Salah satu contoh, pada formulir penerimaan karyawan baru, biasanya kandidat diminta untuk menuliskan alamat email pribadinya pada salah satu kolom yang disediakan. Namun, kini tak hanya alamat email pribadi yang diminta oleh perusahaan, melainkan juga akun media sosial yang dimiliki oleh calon karyawannya.
Untuk apa kira-kira perusahaan ingin mengetahui tentang media sosial milik calon karyawannya? Ada banyak kemungkinan untuk menjawab pertanyaan ini.
Pertama, perusahaan ingin mengenal lebih jauh tentang bagaimana sosok pribadi sekaligus kehidupan sosial calon karyawannya. Siapa dia, siapa teman-temannya, dan mungkin tentang bagaimana gaya hidupnya.
Kedua, dengan mengamati postingan yang diunggah dalam media sosial tersebut, perusahaan dapat mengetahui karakter dan kepribadian calon karyawannya.
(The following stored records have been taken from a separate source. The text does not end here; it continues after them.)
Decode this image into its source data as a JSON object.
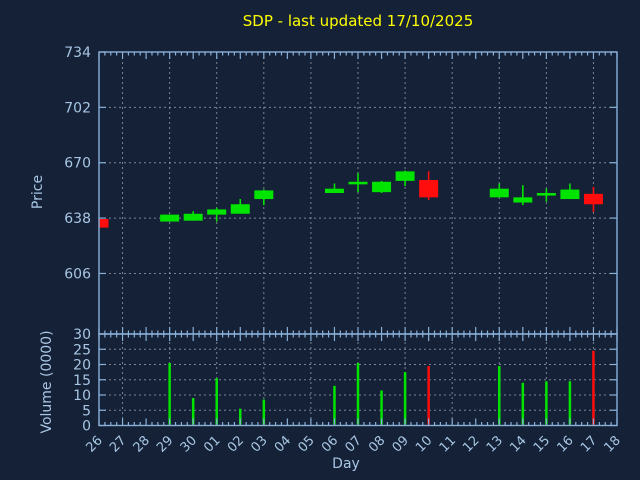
{
  "window": {
    "background_color": "#142136",
    "axis_line_color": "#8ab0d8",
    "text_color": "#a8c6e4",
    "grid_color": "#b4bcc8",
    "title_color": "#ffff00",
    "up_color": "#00e400",
    "down_color": "#ff0d0d"
  },
  "chart": {
    "title": "SDP - last updated 17/10/2025",
    "price_axis_label": "Price",
    "volume_axis_label": "Volume (0000)",
    "day_axis_label": "Day",
    "day_axis": {
      "gridline_days": [
        "27",
        "29",
        "01",
        "03",
        "05",
        "07",
        "09",
        "11",
        "13",
        "15",
        "17"
      ]
    }
  },
  "chart_data": [
    {
      "type": "candlestick",
      "title": "SDP - last updated 17/10/2025",
      "xlabel": "Day",
      "ylabel": "Price",
      "categories": [
        "26",
        "27",
        "28",
        "29",
        "30",
        "01",
        "02",
        "03",
        "04",
        "05",
        "06",
        "07",
        "08",
        "09",
        "10",
        "11",
        "12",
        "13",
        "14",
        "15",
        "16",
        "17",
        "18"
      ],
      "yticks": [
        606,
        638,
        670,
        702,
        734
      ],
      "ylim": [
        571,
        734
      ],
      "grid": true,
      "legend": "none",
      "candles": [
        {
          "day": "26",
          "open": 637.5,
          "high": 637.5,
          "low": 632.5,
          "close": 632.5,
          "direction": "down",
          "clipped_at_left_edge": true
        },
        {
          "day": "29",
          "open": 636,
          "high": 640,
          "low": 636,
          "close": 640,
          "direction": "up"
        },
        {
          "day": "30",
          "open": 636.5,
          "high": 642,
          "low": 636.5,
          "close": 640.5,
          "direction": "up"
        },
        {
          "day": "01",
          "open": 640,
          "high": 644,
          "low": 636,
          "close": 643,
          "direction": "up"
        },
        {
          "day": "02",
          "open": 640.5,
          "high": 649,
          "low": 640.5,
          "close": 646,
          "direction": "up"
        },
        {
          "day": "03",
          "open": 649,
          "high": 654.5,
          "low": 645.5,
          "close": 654,
          "direction": "up"
        },
        {
          "day": "06",
          "open": 652.5,
          "high": 658,
          "low": 652.5,
          "close": 655,
          "direction": "up"
        },
        {
          "day": "07",
          "open": 657.5,
          "high": 664,
          "low": 653,
          "close": 659,
          "direction": "up"
        },
        {
          "day": "08",
          "open": 653,
          "high": 659.5,
          "low": 652.5,
          "close": 659,
          "direction": "up"
        },
        {
          "day": "09",
          "open": 659.5,
          "high": 665.5,
          "low": 656.5,
          "close": 665,
          "direction": "up"
        },
        {
          "day": "10",
          "open": 660,
          "high": 665,
          "low": 648.5,
          "close": 650,
          "direction": "down"
        },
        {
          "day": "13",
          "open": 650,
          "high": 658,
          "low": 650,
          "close": 655,
          "direction": "up"
        },
        {
          "day": "14",
          "open": 647,
          "high": 657,
          "low": 645.5,
          "close": 650,
          "direction": "up"
        },
        {
          "day": "15",
          "open": 651,
          "high": 655,
          "low": 647.5,
          "close": 652.5,
          "direction": "up"
        },
        {
          "day": "16",
          "open": 649,
          "high": 658,
          "low": 649,
          "close": 654.5,
          "direction": "up"
        },
        {
          "day": "17",
          "open": 652,
          "high": 656,
          "low": 641.5,
          "close": 646,
          "direction": "down"
        }
      ]
    },
    {
      "type": "bar",
      "ylabel": "Volume (0000)",
      "xlabel": "Day",
      "categories": [
        "26",
        "27",
        "28",
        "29",
        "30",
        "01",
        "02",
        "03",
        "04",
        "05",
        "06",
        "07",
        "08",
        "09",
        "10",
        "11",
        "12",
        "13",
        "14",
        "15",
        "16",
        "17",
        "18"
      ],
      "yticks": [
        0,
        5,
        10,
        15,
        20,
        25,
        30
      ],
      "ylim": [
        0,
        30
      ],
      "grid": true,
      "bars": [
        {
          "day": "29",
          "value": 20.5,
          "direction": "up"
        },
        {
          "day": "30",
          "value": 9,
          "direction": "up"
        },
        {
          "day": "01",
          "value": 15.5,
          "direction": "up"
        },
        {
          "day": "02",
          "value": 5.5,
          "direction": "up"
        },
        {
          "day": "03",
          "value": 8.5,
          "direction": "up"
        },
        {
          "day": "06",
          "value": 13,
          "direction": "up"
        },
        {
          "day": "07",
          "value": 20.5,
          "direction": "up"
        },
        {
          "day": "08",
          "value": 11.5,
          "direction": "up"
        },
        {
          "day": "09",
          "value": 17.5,
          "direction": "up"
        },
        {
          "day": "10",
          "value": 19.5,
          "direction": "down"
        },
        {
          "day": "13",
          "value": 19.5,
          "direction": "up"
        },
        {
          "day": "14",
          "value": 14,
          "direction": "up"
        },
        {
          "day": "15",
          "value": 14.5,
          "direction": "up"
        },
        {
          "day": "16",
          "value": 14.5,
          "direction": "up"
        },
        {
          "day": "17",
          "value": 24.5,
          "direction": "down"
        }
      ]
    }
  ]
}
Berapa sering ia mengupdate status dan membagikan momen lewat foto.
Ketiga, memiliki media sosial menjadi sebuah pengakuan tersendiri. Di mana saat calon karyawan tersebut memiliki media sosial, perusahaan menilainya sebagai pribadi yang aktif, memiliki koneksi yang baik, dan yang pasti tidak ketinggalan zaman.
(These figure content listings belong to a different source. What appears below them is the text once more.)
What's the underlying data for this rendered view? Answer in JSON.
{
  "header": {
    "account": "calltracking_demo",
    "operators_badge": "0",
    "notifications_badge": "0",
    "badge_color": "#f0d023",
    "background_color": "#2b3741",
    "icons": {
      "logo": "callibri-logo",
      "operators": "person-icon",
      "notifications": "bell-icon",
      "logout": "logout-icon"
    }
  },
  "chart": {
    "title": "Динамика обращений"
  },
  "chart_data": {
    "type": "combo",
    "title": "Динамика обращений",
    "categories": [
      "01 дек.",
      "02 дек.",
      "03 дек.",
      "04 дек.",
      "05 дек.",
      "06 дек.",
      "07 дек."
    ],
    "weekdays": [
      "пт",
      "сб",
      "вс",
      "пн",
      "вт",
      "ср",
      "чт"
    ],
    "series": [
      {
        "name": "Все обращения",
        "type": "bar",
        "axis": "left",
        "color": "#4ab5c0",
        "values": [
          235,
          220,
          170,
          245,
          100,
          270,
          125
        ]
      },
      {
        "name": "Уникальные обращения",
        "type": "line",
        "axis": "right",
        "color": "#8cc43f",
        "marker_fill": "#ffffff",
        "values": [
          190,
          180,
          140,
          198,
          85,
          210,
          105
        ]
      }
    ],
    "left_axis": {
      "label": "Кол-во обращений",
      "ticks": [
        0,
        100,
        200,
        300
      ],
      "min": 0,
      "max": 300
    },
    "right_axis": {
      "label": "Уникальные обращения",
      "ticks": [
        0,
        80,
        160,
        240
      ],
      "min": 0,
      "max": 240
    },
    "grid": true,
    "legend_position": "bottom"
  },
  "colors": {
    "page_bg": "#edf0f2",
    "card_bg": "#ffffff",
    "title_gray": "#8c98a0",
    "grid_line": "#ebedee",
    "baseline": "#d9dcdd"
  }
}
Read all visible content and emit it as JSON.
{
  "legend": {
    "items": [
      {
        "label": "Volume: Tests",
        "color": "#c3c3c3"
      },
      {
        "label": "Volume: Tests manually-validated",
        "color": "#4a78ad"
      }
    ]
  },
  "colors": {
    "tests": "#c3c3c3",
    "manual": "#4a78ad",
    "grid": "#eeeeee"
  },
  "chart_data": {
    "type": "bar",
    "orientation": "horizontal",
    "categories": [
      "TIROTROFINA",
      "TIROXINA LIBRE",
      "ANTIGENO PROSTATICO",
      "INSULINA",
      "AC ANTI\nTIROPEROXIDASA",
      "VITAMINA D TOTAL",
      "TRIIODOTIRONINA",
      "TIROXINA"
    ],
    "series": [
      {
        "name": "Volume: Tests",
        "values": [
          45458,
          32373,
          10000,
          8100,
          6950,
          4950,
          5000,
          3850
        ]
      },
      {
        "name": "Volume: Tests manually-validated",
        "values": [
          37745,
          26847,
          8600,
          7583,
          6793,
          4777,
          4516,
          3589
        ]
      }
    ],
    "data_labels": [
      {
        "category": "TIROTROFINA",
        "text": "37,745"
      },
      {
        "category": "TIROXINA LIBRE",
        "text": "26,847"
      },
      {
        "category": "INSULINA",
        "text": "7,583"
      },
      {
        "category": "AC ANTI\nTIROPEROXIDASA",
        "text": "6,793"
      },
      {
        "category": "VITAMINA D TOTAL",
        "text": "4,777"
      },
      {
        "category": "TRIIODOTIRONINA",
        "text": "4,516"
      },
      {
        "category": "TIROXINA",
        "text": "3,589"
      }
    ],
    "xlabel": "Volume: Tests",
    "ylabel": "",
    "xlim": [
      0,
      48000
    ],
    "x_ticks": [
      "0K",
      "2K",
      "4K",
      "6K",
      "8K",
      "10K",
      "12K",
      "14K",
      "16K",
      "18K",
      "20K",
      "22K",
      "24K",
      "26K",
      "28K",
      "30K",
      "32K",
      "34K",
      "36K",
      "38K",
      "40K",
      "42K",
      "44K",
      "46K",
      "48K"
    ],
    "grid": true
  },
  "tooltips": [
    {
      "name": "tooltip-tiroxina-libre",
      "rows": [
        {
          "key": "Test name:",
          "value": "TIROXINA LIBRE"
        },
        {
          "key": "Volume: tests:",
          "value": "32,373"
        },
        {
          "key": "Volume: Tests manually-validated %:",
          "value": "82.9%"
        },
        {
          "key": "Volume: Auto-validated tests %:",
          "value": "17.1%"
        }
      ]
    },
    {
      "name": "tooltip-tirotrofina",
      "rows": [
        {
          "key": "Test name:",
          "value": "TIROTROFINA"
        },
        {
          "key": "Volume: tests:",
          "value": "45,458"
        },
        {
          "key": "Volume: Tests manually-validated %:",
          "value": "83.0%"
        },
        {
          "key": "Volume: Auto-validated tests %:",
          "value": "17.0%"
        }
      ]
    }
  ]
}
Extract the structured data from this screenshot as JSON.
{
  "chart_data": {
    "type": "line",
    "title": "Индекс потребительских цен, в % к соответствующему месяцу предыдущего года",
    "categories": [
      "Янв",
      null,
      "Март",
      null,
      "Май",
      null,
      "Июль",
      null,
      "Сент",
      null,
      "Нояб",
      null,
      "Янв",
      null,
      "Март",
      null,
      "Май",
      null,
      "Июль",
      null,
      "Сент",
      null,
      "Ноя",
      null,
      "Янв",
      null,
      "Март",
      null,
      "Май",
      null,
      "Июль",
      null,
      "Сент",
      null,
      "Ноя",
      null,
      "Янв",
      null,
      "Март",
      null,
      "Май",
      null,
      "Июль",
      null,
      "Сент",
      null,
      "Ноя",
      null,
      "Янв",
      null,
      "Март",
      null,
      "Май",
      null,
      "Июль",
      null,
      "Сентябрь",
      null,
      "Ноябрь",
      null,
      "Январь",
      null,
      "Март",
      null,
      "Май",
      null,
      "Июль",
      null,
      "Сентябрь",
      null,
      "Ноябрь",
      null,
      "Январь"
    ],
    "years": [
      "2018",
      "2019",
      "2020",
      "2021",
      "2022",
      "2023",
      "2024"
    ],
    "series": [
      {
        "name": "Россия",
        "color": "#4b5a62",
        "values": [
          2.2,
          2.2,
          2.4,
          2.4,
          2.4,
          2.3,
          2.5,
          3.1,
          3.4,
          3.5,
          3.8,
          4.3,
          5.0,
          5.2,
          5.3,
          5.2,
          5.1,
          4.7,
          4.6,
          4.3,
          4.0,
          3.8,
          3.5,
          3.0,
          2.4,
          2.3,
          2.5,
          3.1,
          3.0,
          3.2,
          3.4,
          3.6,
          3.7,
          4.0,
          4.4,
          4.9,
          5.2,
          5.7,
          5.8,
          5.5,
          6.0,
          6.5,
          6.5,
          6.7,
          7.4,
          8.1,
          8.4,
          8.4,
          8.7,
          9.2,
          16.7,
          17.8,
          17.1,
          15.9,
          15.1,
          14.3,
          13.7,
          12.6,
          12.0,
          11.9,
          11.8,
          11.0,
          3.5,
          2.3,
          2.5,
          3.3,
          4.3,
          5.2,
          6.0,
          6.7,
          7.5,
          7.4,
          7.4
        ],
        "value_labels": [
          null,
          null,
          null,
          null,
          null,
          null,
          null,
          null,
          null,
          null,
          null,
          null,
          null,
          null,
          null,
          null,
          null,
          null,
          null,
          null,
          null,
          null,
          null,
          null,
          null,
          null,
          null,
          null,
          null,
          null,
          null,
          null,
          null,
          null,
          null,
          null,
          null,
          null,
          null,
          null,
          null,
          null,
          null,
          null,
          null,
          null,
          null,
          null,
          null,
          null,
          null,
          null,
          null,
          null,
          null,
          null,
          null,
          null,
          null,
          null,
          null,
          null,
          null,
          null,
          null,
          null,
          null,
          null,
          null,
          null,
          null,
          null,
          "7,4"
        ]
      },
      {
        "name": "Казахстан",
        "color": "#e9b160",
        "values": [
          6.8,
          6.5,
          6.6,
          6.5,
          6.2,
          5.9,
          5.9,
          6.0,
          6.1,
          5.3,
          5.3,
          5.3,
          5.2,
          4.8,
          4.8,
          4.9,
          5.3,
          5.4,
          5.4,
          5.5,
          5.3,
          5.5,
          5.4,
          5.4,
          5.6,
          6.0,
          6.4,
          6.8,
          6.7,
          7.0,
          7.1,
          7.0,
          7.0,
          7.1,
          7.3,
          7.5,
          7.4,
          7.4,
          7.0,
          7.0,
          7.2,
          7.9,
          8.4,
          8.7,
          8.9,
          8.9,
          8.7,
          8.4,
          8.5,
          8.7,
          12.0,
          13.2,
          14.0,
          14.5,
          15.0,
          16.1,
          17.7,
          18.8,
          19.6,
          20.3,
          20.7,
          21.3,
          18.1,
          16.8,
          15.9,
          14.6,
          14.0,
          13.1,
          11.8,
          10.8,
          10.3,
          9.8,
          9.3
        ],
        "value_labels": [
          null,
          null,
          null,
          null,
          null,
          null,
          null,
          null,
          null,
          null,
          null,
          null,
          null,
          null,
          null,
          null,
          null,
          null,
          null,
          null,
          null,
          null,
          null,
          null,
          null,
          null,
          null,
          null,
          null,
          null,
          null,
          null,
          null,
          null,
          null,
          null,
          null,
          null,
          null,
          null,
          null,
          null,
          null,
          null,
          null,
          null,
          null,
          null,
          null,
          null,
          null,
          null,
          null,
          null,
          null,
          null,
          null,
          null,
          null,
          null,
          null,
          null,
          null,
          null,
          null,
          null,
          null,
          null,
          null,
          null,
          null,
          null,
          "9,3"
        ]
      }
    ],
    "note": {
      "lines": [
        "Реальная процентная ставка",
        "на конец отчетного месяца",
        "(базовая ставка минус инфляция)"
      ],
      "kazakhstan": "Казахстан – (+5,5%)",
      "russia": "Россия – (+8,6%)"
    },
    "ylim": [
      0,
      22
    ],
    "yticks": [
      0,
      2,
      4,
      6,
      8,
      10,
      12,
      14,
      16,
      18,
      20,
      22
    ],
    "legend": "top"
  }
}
Tak sebatas untuk urusan pekerjaan yang terikat dengan perusahaan, kini memiliki akun media sosial telah menjadi sebuah persyaratan umum dalam berbagai kepentingan, yang menyangkut setiap individu dalam kehidupannya sebagai makhluk sosial.
Namun, terlepas dari segala tuntutan tersebut, bukankah setiap individu juga berhak untuk menjaga privasinya? Maka, mengambil pilihan lowkey merupakan pilihan yang tepat dalam bermedia sosial.
Mengutip situs unesa.ac.id, lowkey adalah slang yang digunakan untuk menggambarkan sesuatu yang dilakukan atau dirasakan dengan intensitas yang rendah, tersembunyi, atau tidak terlalu mencolok.
Dalam hal bermedia sosial, lowkey berarti seseorang berusaha membatasi kehidupannya lewat apa yang harus diunggah, dan tidak perlu diunggah di media sosialnya.
Perilaku tersebut bukan berarti menutup diri sepenuhnya dari dunia maya, melainkan upaya untuk menjaga privasinya tetap aman, dan memanfaatkan media sosialnya untuk satu tujuan/ kepentingan tertentu saja.
Ketika seseorang menerapkan lowkey dalam bermedia sosial, ia akan terkesan lebih misterius bagi siapapun yang mengunjungi halaman profilenya.
Mungkin sebagian orang lebih senang mempublikasikan kegiatannya, teman-temannya, dan lokasinya secara berkala di media sosial, yang tanpa disadari hal tersebut dapat membawa dampak kurang baik bagi privasinya sendiri.
Lain halnya jika lowkey yang diterapkan, maka orang lain tidak akan mengetahui terlalu banyak hal yang menyangkut dirinya.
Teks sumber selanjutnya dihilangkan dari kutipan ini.